The GDY rented a small office in Washington DC within walking distance of the new War Department Building, the headquarters for all lumber purchases by the U.S. Army Engineers.
Georgia Hardwood shipped 5,000,000 feet, about 150 carloads, into the distribution yards, forty-two of the seventy LMC yards, the first month but the lumber didn't move. Either they had hit a low spot or the GDY was being shut out. It was a catastrophe. There wasn't a single order that first month and forty-two LMC dealers were sitting on $200,000 worth of lumber!
Luck changed, and soon orders were flowing in as fast as they could be shipped.
The relationship with Georgia Hardwood was very good. They were producing excellent lumber and LMC received very few complaints on the 80,000,000 feet that had been shipped.
By November 1942, GDY was well accepted. The distribution yards were practically the only source for available board for immediate shipment. Stock was being shipped into the yards at a rate of 7-10,000,000 feet per month and the yards were fulfilling orders within twenty-four hours including Saturdays, Sundays and holidays.
On New Year's Day, 1943, GDY got an order around 5:00 am. That order had to be in Chester, PA by 6:00 am the following day or a convoy would be held up. The U.S. Army Engineers agreed to have cars placed wherever they were needed in order to expedite the shipment. The nearest dealers where Brosius and Smedley in Wilmington, DE; Shanaman in Phoenixville, Pa and Wolf in York, Pa. The empty rail cars were delivered to these locations by individual locomotives, loaded and shipped. All by 6:00 am!
By 1943 the push had ended and on August 1, 1943, Georgia Distribution Yards, Inc. was terminated. While only short-lived, GDY accomplished the following:
- 80,000,000 feet of lumber had been shipped in and out of forty-two yards over a period of 10 months.

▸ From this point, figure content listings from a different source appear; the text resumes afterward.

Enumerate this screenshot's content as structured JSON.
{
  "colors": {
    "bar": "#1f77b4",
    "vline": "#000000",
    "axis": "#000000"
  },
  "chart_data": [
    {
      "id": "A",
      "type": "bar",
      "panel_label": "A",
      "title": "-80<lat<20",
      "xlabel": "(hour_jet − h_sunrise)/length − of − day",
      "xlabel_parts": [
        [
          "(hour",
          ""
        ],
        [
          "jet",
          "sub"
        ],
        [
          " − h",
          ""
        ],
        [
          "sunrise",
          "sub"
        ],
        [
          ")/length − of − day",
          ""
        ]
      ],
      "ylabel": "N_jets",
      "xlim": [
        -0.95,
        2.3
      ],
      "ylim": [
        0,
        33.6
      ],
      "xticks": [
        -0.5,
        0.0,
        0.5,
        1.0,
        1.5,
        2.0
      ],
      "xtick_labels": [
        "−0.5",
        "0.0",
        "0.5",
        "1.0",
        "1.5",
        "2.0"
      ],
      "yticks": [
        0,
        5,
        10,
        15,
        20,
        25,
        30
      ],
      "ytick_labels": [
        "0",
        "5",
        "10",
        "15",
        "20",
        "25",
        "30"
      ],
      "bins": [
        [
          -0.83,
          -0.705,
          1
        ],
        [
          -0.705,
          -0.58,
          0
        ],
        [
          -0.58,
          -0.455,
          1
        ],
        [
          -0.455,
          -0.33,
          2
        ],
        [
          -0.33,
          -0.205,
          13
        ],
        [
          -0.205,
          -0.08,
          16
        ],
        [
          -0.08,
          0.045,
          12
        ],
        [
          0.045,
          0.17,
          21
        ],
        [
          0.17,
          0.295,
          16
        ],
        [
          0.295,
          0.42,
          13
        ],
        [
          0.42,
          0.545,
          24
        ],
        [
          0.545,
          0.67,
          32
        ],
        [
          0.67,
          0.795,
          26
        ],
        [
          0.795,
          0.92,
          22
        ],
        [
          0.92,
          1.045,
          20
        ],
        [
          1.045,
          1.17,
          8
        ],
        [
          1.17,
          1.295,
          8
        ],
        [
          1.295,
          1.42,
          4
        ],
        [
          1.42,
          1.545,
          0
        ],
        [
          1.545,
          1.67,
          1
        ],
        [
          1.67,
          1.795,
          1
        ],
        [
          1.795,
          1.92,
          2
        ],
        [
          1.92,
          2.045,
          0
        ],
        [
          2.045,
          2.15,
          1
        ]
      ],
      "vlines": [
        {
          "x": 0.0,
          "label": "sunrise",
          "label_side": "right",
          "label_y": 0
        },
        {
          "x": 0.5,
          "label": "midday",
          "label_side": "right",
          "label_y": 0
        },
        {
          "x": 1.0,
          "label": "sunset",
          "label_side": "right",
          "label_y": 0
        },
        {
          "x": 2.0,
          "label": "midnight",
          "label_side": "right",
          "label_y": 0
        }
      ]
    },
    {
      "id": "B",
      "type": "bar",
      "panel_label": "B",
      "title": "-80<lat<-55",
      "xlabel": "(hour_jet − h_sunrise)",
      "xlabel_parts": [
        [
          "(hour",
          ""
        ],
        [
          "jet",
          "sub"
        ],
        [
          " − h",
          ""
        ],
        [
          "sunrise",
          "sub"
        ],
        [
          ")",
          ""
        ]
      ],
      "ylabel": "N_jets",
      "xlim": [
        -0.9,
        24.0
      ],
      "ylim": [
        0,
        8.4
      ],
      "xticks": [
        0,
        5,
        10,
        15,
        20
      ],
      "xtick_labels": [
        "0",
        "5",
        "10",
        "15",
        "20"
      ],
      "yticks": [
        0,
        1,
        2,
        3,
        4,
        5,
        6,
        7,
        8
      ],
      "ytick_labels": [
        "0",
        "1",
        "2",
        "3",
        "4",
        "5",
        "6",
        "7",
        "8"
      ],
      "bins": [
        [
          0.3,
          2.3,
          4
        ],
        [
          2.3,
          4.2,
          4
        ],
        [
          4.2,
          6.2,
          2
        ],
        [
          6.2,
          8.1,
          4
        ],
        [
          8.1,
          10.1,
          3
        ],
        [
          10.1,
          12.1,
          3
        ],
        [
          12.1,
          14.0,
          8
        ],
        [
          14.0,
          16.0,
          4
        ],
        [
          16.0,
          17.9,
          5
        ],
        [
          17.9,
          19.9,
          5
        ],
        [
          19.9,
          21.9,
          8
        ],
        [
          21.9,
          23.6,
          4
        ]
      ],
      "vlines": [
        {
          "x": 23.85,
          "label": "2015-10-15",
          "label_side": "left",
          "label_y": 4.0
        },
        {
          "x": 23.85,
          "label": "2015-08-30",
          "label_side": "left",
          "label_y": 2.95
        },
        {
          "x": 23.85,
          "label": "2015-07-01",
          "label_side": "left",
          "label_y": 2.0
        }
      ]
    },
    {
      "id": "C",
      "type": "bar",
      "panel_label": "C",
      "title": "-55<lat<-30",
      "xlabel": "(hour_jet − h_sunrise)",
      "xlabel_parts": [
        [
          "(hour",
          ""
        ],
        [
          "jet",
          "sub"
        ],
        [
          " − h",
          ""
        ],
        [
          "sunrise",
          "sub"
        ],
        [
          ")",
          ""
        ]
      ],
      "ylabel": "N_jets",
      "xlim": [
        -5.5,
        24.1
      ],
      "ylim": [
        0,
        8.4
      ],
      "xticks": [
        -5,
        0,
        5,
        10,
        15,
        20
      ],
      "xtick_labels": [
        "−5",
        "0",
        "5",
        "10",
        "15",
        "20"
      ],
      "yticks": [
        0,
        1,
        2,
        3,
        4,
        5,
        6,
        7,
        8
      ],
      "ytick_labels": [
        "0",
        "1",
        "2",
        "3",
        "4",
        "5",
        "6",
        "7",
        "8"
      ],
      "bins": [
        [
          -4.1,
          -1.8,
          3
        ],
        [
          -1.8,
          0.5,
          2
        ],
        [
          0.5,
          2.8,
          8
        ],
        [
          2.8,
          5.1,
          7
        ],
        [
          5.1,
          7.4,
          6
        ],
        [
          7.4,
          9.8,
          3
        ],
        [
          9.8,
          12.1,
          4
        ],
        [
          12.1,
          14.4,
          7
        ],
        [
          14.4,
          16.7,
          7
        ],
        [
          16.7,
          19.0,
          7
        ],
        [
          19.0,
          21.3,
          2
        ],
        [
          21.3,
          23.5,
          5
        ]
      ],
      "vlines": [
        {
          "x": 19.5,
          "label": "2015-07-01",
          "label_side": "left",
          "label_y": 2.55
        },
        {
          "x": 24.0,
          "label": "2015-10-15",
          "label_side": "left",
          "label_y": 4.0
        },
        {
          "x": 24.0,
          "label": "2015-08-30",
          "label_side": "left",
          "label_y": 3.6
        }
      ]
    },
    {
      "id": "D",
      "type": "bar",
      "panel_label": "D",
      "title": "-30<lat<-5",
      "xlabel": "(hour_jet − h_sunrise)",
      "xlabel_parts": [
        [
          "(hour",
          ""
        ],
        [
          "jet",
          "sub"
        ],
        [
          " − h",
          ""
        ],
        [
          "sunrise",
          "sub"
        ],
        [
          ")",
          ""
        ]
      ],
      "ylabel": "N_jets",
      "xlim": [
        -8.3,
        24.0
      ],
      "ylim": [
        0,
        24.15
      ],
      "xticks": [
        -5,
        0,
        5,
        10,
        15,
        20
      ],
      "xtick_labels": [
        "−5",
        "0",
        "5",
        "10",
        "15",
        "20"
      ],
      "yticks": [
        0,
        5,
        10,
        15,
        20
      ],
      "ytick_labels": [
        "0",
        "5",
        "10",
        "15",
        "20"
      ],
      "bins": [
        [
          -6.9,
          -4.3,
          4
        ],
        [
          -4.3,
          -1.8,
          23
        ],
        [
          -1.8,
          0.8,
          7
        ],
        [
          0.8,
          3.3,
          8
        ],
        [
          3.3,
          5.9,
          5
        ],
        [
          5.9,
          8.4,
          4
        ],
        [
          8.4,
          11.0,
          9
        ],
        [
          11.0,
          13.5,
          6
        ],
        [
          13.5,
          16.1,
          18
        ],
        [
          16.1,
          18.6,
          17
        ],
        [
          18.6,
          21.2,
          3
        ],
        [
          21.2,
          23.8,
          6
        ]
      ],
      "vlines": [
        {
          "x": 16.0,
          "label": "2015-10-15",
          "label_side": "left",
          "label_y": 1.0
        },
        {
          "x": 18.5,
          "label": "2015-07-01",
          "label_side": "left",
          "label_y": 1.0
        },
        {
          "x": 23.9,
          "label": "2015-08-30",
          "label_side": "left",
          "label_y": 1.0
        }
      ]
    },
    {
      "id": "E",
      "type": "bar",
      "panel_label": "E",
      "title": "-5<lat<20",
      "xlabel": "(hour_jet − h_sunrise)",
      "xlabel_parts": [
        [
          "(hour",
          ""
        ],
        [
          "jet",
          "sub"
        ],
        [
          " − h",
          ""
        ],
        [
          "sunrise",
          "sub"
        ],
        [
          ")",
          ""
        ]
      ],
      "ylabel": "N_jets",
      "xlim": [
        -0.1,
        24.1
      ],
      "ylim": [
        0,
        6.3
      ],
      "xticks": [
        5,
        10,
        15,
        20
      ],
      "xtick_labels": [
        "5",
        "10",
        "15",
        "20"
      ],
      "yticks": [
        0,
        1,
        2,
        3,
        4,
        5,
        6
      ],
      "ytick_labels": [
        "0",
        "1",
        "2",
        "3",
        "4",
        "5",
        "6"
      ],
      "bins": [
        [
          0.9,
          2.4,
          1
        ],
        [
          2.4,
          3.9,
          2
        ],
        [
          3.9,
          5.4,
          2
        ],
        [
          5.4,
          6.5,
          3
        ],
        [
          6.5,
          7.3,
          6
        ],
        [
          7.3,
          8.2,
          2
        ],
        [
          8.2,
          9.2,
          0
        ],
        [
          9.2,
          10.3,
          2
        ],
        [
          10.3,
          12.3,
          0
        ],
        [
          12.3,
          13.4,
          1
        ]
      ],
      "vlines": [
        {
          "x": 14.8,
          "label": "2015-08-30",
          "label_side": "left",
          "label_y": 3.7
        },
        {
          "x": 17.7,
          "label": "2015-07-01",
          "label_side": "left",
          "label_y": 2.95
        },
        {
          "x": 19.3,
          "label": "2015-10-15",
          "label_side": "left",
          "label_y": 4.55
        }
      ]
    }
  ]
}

- A great contribution had been made to the war effort by supplying immediate lumber shipments on an emergency basis.
- It had greatly helped forty-two LMC dealers over a very critical period. Kept their organizations together and gave them some real stature in their communities, as well as a pretty fair inventory of hard-to-get lumber when it was all over.
LMC has gone through many changes since the original thirty-five got together in 1935. That first year the volume was almost $600,000. Today, there are over 365 stockholder companies and annual sales volume exceeds two and a half billion dollars.